The course usually starts around 9pm depending on the season. You can find the schedule HERE.

It is said that fairies listen to the wishes of people who let their heart speak.

However, this is an activity that is a bit expensive for a family. The cost is $20 for an adult and $11.50 for a child over 3 years old for about a 1-hour walk. This does not include the entrance to the park during the day.

It’s all a matter of choice. Since we had the dogs, this was not an option, hence our little snack at the Food Truck.

Mountain Trail 3km

We hoped, by taking this trail, to see waterfalls, but we did not see any. We must have taken a wrong turn!

This trail starts next to the reception of the campground. At the reception, you’ll find real washrooms! That’s always good to know.

In spite of the lack of waterfalls, this path has a really different landscape than the one of the gorge. There, you’ll follow a path that zigzags through a pine forest. It smells great!

There is the possibility of mountain biking during the day for 10$ for an adult and 6$ for a child from 4 to 15 years old.

Around the Park

After your hikes in the park, as already mentioned, you can stop for ice cream at the Coaticook Dairy Bar or do another activity. How about a game of mini-golf?

This one is a little different and perfect for either an evening or a rainy day. The illuminated course is located inside an old church and the cost is $11 for adults and $9 for children.

Visit the Glo Golf Adventures website HERE for more information and reservations.

Stanstead Stone Circle (30 minutes +)

To get to Stanstead from Compton, it takes about 30 minutes.

This bucolic town is literally on the American border. There is not much to see except the Victorian houses, a flea market disguised as a granite museum, and the stone circle.

Sure, it’s not Stonehenge, but the scented walk is worth the small detour. Our dogs loved the walk there (for once it was flat) which takes 30 minutes.

This circle of stones is a testament to the importance of granite to those who live around it, according to a plaque in the park.

Otherwise, in the area, you can pick raspberries or blueberries in July at Bleuetière l’Or Bleu.

Mont-Ham (3h ++)

We saved the hardest part for the end of our family road trip through the Eastern Townships. BUT, it was the most beautiful activity.

The Mont Ham is at more than 700m of altitude and overhangs the Northern valley of the Eastern Townships, at least I think so!

You can go there with the dogs but only on the last weekend of each month (Friday to Monday). Moreover, it’s possible to sleep on-site, notably in a teepee for 35$ per person per night. There are free carts to take your gear to your camp.

Admission to Mount Ham Park is $8 per adult and $4 for children under 17. Parking is FREE. There are ecological toilets at the main trail entrance and garbage cans. This will be the time to go because there is nothing on the trails to accommodate you.

The trails of Mount Ham

The trails are of difficult level, except at the very beginning. They are full of rocks, but we saw parents with young children aged 4 or 5 years old managing very well on the trails. This is truly an adventure or expedition. You’ll sweat, you’ll hurt, but in the end, you’ll have a panoramic view of the valley and its many lakes.

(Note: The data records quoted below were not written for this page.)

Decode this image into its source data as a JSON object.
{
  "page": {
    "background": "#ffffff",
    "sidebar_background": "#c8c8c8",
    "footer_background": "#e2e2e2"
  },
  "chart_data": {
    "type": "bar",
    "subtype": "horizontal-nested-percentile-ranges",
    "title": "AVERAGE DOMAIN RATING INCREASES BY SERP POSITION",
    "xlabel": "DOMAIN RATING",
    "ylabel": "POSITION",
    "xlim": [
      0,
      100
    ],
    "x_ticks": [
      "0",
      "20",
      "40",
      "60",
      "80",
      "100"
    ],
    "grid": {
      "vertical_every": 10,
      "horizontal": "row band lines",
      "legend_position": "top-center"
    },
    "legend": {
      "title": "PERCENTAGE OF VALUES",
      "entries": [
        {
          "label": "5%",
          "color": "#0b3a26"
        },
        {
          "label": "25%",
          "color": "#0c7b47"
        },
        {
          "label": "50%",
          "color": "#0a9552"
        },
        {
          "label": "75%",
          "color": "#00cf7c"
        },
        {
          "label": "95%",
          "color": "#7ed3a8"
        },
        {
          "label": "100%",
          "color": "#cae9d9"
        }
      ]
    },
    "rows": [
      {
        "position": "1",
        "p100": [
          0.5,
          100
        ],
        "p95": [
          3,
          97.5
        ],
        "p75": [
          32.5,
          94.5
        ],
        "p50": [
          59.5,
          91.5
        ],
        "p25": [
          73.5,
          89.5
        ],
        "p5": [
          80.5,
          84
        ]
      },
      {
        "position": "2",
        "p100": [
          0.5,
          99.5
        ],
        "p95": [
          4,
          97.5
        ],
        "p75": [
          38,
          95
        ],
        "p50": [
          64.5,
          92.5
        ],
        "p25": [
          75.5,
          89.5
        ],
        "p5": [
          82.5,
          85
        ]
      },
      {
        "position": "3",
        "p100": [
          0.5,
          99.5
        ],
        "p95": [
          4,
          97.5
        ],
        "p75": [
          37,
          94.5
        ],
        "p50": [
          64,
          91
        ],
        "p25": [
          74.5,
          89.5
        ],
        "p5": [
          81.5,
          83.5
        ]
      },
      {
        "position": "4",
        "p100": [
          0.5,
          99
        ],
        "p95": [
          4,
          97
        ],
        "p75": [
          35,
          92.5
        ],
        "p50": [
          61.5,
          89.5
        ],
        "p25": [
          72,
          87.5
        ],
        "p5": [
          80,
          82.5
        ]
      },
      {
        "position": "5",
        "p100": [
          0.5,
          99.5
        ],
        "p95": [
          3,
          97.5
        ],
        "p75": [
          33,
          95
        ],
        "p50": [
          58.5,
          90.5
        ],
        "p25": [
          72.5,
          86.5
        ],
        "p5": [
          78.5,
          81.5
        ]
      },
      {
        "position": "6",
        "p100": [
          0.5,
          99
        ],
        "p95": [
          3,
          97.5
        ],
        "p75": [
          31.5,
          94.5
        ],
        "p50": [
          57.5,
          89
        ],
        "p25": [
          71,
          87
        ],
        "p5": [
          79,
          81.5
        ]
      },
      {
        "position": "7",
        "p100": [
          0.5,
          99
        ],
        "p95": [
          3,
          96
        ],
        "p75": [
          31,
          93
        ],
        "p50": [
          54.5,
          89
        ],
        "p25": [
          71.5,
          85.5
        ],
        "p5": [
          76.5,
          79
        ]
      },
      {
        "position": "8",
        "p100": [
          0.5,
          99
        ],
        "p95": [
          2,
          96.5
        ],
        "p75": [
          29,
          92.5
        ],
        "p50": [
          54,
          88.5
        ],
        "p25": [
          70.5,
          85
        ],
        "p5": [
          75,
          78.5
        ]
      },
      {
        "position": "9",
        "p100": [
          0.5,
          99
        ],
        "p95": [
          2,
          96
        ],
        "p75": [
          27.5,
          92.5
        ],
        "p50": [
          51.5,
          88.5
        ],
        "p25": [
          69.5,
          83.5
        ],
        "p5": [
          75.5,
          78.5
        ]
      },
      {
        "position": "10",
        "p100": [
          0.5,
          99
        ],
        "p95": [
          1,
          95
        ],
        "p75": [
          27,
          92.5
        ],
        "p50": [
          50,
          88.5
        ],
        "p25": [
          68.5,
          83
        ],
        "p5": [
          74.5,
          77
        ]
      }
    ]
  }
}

Although not comparable, I imagined myself on Mount Everest. I felt like I was on top of the world.

We passed a lot of people with dogs of all sizes and even dads with babies in a baby carrier.

Don’t forget to wear good shoes and bring water and snacks for both you and the dogs. You’ll need it after all that effort. Try to bring only what you need to keep the weight down.

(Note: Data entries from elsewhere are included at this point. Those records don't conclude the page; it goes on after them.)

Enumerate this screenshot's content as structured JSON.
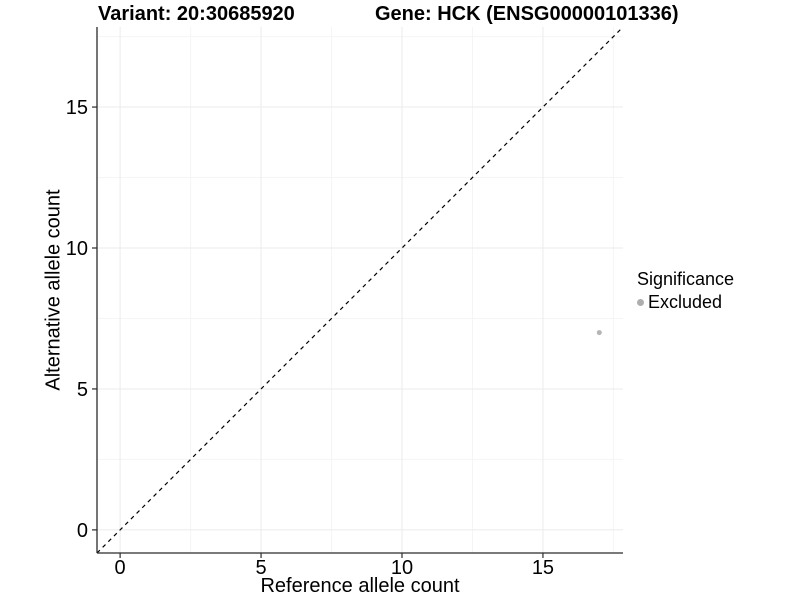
{
  "chart_data": {
    "type": "scatter",
    "title_left": "Variant: 20:30685920",
    "title_right": "Gene: HCK (ENSG00000101336)",
    "xlabel": "Reference allele count",
    "ylabel": "Alternative allele count",
    "xlim": [
      -0.82,
      17.84
    ],
    "ylim": [
      -0.82,
      17.84
    ],
    "xticks": [
      0,
      5,
      10,
      15
    ],
    "yticks": [
      0,
      5,
      10,
      15
    ],
    "x_minor_ticks": [
      2.5,
      7.5,
      12.5,
      17.5
    ],
    "y_minor_ticks": [
      2.5,
      7.5,
      12.5,
      17.5
    ],
    "grid": true,
    "reference_line": {
      "type": "identity",
      "slope": 1,
      "intercept": 0,
      "style": "dashed",
      "color": "#000000"
    },
    "points": [
      {
        "x": 17,
        "y": 7,
        "series": "Excluded",
        "color": "#b5b5b5",
        "radius": 2.5
      }
    ],
    "legend": {
      "position": "right",
      "title": "Significance",
      "entries": [
        {
          "label": "Excluded",
          "color": "#aeaeae"
        }
      ]
    },
    "colors": {
      "background": "#ffffff",
      "grid_major": "#ebebeb",
      "grid_minor": "#f5f5f5",
      "axis_line": "#2b2b2b",
      "tick_text": "#000000"
    }
  }
}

There is a lot of wind on the summit which made the experience much more pleasant as we did the trail on a hot day. The coolness and wind were not too much.

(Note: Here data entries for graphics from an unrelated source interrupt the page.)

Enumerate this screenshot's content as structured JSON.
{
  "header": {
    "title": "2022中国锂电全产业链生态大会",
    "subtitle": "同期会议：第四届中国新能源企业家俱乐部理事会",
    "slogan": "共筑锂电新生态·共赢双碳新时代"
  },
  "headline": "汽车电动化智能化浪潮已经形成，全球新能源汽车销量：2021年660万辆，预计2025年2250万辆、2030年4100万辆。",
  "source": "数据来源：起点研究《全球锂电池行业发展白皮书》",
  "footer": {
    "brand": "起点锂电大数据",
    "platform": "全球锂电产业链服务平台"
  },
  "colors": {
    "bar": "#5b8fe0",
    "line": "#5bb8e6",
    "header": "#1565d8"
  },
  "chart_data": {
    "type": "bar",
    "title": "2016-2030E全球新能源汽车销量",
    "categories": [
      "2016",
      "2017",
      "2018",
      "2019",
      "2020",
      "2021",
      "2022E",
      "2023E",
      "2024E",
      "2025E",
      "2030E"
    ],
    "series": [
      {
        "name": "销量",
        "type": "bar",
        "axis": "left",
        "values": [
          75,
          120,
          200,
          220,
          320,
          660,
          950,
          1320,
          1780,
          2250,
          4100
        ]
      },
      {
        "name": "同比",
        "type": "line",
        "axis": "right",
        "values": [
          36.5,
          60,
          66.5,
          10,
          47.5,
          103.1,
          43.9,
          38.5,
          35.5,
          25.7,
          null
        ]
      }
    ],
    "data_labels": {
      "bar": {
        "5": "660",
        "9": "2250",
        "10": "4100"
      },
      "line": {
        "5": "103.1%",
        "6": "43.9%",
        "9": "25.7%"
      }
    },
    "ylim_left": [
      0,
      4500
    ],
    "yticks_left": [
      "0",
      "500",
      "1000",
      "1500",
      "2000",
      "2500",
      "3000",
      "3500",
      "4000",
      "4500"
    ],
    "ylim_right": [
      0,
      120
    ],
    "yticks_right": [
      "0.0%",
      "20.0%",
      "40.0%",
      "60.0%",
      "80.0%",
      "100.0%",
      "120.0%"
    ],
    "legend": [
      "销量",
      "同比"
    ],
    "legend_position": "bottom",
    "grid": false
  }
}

If you come with dogs, it’s recommended to take the 1.9km Intrépide trail which joins the 2.1km Panoramic trail because it’s “less” rugged.

I’m not going to lie to you, it takes a lot of courage to climb to the top of Mont-Ham, but it’s quite feasible. You just have to take your time, not be in a hurry and take breaks.

After all this effort, it was time to end our family road trip through the Eastern Townships and find the comfort of our home so we could finally wash up!